The oil giant Royal Dutch Shell defended itself yesterday against charges of profiteering at the expense of motorists and householders after announcing the biggest profit in UK corporate history.
The Anglo-Dutch company increased profits last year by 30 per cent to $23bn (£13bn) on the back of surging oil prices, enabling it to pay out $17bn to shareholders. But Shell said it made little money selling petrol in the UK, describing it as "one of the toughest and most competitive markets in Europe".
Shell said the bulk of the $7.5bn profit made last year from its oil products division had come from refining and retailing operations in other parts of the world. It added that "significantly more" than 90 per cent of total profits had come from outside the UK and yet its UK tax bill had doubled last year to $1.2bn.
The bumper results led to renewed calls for a windfall tax on oil company profits and demands that Shell use its vast profits to cut fuel costs for the poor and protect the pensions of employees in companies which went bust. Friends of the Earth said Shell should pay a windfall tax because it was profiting from climate change and the environment was paying the price.
But Jeroen van der Veer, Shell's chief executive, rejected the idea of a special tax. He also denied claims that it had profiteered by overcharging UK motorists or domestic gas consumers. "That is incorrect.
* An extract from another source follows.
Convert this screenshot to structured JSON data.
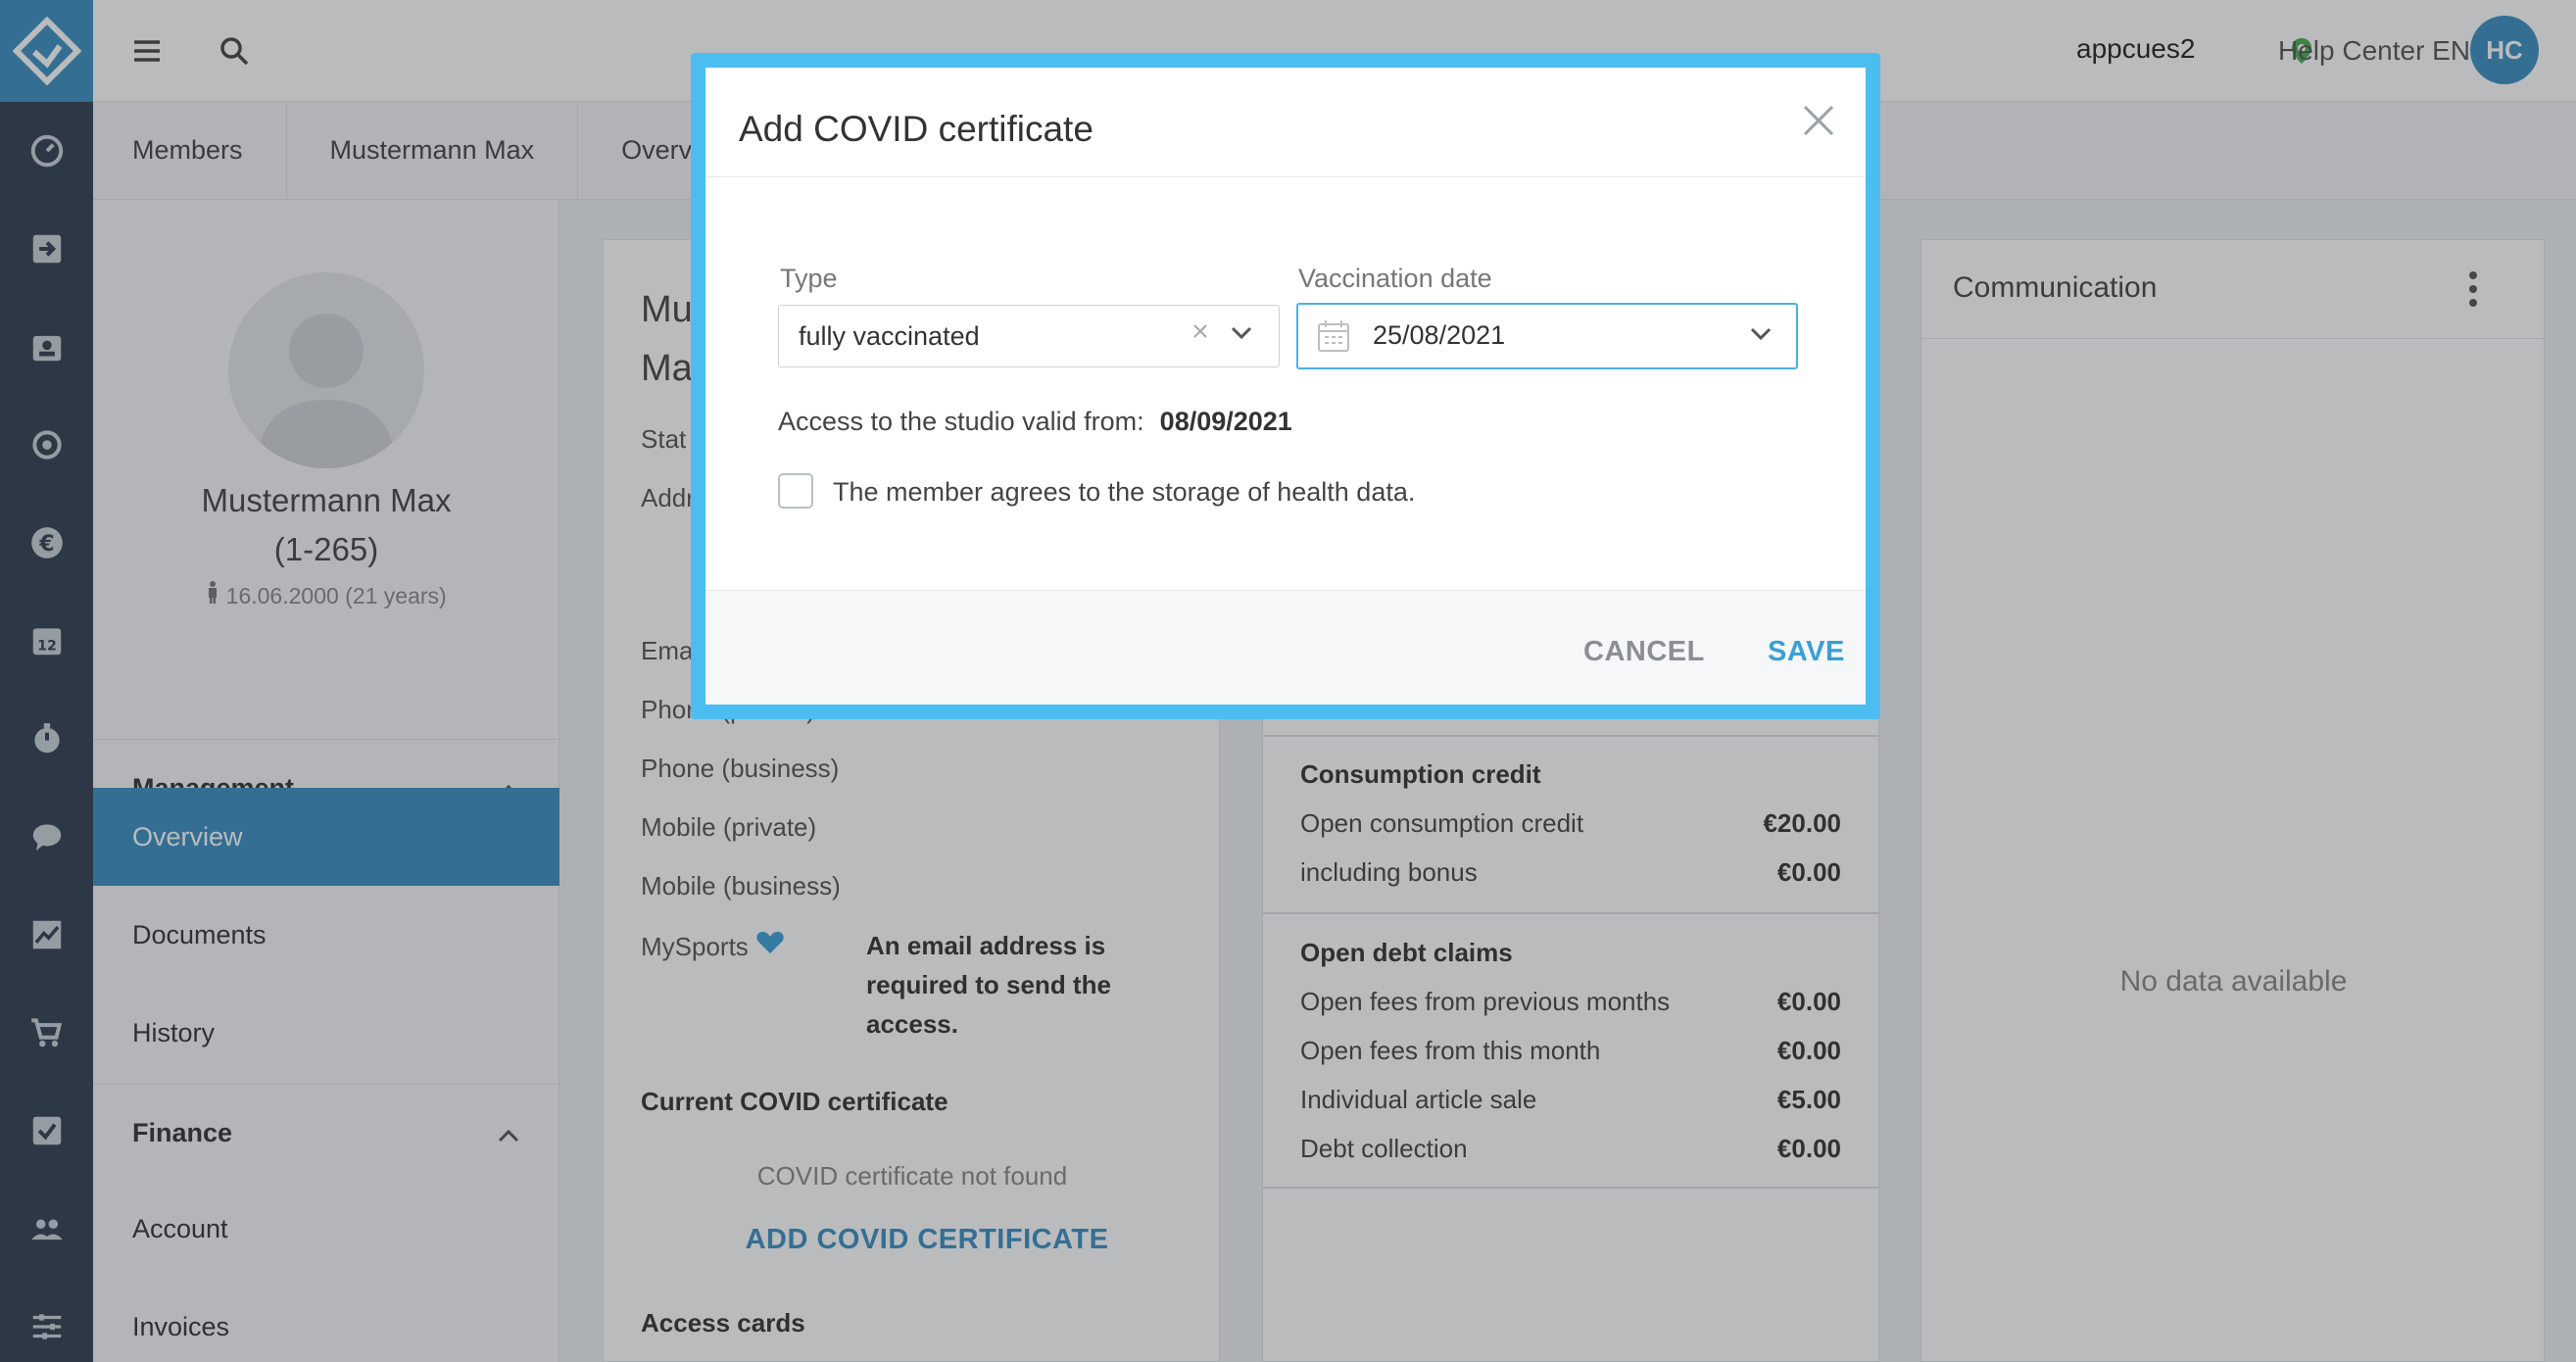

It is a very competitive market with small margins," he said.
The company said its huge profits had to be seen in the context of an investment programme which was almost as large, with capital spending due to rise by $4bn next year to $19bn. Last year, Shell took on nearly 1,500 extra engineers to help meet its expanded exploration programme.
Shell's performance follows the world record $36bn profit announced on Monday by Exxon of the US and will be mirrored by BP when it reports its 2005 results next week. Mr Van der Veer indicated that returns to shareholders would be even higher this year, with $5bn of share buy-backs and an increase in its $10bn dividend payments last year in line with inflation.
Shell, which was hit by a corporate scandal in 2004 over the misreporting of reserves, said it booked between 750 million and 850 million barrels of new reserves last year, enabling it to replace between 60 and 70 per cent of production, using the stricter definition demanded by the US Securities and Exchange Commission. The company aims to achieve a reserves replacement ratio of 100 per cent over the 2004-08 period.